KUALA LUMPUR, Oct. 11 (Xinhua) -- The U.S. Federal Reserve's aggressive monetary tightening inevitably has reinforced the U.S. dollar's supremacy and harmed emerging economies, a Malaysian economist told Xinhua in a recent interview.
Emerging economies have to cope with the negative, often disruptive spillover effects from higher U.S. interest rates and a strong U.S. dollar, said Lee Heng Guie, executive director of the Socio-Economic Research Center of the Associated Chinese Chambers of Commerce and Industry of Malaysia.
Lee said that the effects include capital reversals due to interest rate differentials, increased debt burdens, increased cost of imports, a depreciated domestic currency and tightening financial conditions.
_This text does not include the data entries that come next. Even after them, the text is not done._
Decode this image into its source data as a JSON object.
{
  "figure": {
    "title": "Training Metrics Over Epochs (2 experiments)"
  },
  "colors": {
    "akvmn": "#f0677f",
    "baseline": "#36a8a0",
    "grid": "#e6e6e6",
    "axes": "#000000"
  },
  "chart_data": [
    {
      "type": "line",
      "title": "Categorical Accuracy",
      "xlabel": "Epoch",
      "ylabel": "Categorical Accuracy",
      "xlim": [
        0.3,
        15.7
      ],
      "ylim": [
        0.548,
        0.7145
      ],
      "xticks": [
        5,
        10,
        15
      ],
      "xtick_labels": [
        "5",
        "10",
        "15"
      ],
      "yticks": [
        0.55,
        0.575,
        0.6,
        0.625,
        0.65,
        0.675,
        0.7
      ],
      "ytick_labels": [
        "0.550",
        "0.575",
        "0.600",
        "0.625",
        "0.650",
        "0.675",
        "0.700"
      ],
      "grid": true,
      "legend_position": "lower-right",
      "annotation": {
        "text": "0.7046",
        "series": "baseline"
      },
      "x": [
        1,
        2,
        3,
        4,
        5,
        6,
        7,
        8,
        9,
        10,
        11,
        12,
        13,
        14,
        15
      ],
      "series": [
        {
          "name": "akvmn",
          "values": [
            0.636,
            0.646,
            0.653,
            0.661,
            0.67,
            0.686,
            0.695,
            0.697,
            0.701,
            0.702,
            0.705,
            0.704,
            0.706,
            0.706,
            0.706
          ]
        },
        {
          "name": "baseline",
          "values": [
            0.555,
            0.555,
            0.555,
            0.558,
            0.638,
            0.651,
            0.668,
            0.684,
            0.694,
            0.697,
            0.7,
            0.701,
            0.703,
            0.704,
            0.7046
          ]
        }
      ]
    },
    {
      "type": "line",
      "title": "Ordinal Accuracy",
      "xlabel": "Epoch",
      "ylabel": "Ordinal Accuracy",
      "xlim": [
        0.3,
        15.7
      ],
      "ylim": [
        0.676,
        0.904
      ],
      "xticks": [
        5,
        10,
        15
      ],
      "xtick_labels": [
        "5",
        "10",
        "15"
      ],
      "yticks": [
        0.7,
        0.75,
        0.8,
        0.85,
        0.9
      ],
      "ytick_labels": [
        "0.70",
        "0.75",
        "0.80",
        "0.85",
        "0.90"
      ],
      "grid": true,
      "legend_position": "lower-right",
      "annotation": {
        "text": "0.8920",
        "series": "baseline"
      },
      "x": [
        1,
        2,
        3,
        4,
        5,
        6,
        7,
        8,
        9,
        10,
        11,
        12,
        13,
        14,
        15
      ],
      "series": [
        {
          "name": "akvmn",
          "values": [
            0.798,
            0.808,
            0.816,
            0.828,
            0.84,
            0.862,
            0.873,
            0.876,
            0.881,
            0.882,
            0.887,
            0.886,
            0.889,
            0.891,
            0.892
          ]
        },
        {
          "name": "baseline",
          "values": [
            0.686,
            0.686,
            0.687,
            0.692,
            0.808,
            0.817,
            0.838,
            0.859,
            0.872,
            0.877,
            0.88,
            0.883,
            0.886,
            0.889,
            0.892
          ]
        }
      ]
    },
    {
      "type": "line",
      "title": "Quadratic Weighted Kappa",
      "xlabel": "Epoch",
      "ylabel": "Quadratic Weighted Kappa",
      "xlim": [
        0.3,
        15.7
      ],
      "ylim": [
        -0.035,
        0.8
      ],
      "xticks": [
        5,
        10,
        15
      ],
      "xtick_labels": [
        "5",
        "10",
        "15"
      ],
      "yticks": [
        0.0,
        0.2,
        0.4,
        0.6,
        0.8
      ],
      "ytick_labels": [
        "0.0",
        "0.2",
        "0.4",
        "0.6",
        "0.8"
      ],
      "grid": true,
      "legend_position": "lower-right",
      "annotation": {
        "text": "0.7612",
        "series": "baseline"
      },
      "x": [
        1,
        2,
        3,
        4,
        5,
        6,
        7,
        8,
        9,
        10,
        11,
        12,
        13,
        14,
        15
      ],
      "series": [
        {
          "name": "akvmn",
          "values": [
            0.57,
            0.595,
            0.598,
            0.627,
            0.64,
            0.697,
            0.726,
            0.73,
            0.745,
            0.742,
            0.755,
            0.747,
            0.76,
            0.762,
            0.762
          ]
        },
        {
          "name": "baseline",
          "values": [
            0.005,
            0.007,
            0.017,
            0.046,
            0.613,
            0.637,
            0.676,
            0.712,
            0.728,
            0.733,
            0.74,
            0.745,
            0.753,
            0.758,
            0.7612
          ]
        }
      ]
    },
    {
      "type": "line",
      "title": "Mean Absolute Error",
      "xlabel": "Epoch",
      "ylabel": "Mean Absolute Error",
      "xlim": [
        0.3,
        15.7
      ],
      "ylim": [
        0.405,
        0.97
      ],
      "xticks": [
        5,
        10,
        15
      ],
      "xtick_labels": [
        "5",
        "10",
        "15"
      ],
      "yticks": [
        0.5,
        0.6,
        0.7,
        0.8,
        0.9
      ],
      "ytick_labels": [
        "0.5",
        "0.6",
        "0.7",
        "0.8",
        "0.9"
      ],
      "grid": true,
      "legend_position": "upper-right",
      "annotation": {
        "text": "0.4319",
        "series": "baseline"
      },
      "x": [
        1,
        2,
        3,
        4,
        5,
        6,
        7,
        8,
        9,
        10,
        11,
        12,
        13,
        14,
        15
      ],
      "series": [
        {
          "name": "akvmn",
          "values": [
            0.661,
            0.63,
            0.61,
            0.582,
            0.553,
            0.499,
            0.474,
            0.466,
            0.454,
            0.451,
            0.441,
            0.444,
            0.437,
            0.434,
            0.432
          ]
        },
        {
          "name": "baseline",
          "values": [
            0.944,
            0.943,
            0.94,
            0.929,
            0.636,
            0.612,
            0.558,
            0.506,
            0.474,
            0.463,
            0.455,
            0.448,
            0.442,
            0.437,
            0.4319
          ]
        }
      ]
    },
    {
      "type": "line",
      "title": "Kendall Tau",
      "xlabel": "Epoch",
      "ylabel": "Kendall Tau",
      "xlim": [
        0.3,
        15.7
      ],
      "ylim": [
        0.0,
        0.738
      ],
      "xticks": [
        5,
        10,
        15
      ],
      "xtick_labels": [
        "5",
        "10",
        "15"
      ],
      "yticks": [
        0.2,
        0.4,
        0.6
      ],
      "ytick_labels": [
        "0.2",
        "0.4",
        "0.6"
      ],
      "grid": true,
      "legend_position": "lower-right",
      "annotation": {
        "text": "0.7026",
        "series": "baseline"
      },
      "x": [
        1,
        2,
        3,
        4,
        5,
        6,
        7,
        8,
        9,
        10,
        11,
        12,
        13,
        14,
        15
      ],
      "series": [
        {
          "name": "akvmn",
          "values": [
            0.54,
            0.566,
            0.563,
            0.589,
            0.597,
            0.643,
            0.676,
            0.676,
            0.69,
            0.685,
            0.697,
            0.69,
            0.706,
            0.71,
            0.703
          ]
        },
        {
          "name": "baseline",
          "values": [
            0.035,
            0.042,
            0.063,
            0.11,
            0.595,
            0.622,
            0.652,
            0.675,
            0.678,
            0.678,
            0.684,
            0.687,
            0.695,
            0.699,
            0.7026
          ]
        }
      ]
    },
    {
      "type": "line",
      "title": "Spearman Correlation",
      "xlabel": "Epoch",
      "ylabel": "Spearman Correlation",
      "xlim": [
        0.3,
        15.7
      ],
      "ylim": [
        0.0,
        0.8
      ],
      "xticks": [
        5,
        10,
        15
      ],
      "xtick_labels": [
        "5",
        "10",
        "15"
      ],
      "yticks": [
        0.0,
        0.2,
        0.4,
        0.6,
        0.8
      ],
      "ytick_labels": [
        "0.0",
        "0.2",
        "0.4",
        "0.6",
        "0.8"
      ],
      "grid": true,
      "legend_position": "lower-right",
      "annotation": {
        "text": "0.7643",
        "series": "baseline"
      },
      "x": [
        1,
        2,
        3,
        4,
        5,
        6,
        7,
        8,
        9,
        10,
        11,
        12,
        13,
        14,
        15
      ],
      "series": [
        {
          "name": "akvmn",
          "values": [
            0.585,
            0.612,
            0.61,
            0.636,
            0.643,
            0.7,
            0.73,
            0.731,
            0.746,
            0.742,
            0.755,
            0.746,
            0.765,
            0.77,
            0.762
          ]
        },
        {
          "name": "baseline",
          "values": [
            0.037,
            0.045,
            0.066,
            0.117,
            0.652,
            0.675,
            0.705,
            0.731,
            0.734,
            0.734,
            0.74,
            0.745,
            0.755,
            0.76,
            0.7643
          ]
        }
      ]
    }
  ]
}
"The incredible Volcker disinflation that occurred in the early 1980s, which saw a steep rise in U.S. interest rates, was associated with a sharp rise in the incidence of financial crises in emerging market economies," he said.
In the mid-1990s, then U.S. Fed chairman Alan Greenspan also raised interest rates to manage inflation and avoid recession, with the consequences ripping through vulnerable emerging markets, he added.
Lee said that U.S. interest rate hikes bring about collateral damage to emerging economies with low foreign reserves and high exposure to external debt, especially short-term debt.
"The Malaysian economy is not immune from the negative spillover effects from higher U.S. interest rate and a strong U.S. dollar," he noted.
"The weak ringgit increases the imported cost of intermediate and capital goods used for production and investment," and domestic businesses have to pay more for imported inputs, and hence lower profit margins, he said, expressing worries that Malaysia's exports may drop if global economic growth slows down in 2023.
"Malaysia's central bank Bank Negara Malaysia has deployed its international reserves to mitigate the significant withdrawal of foreign currency liquidity and prevent excessive ringgit exchange rate fluctuations that would have harmed the Malaysian economy and businesses," he said.
"The flexible exchange rate regime allows the ringgit to adjust against the two-way capital flows," Lee said.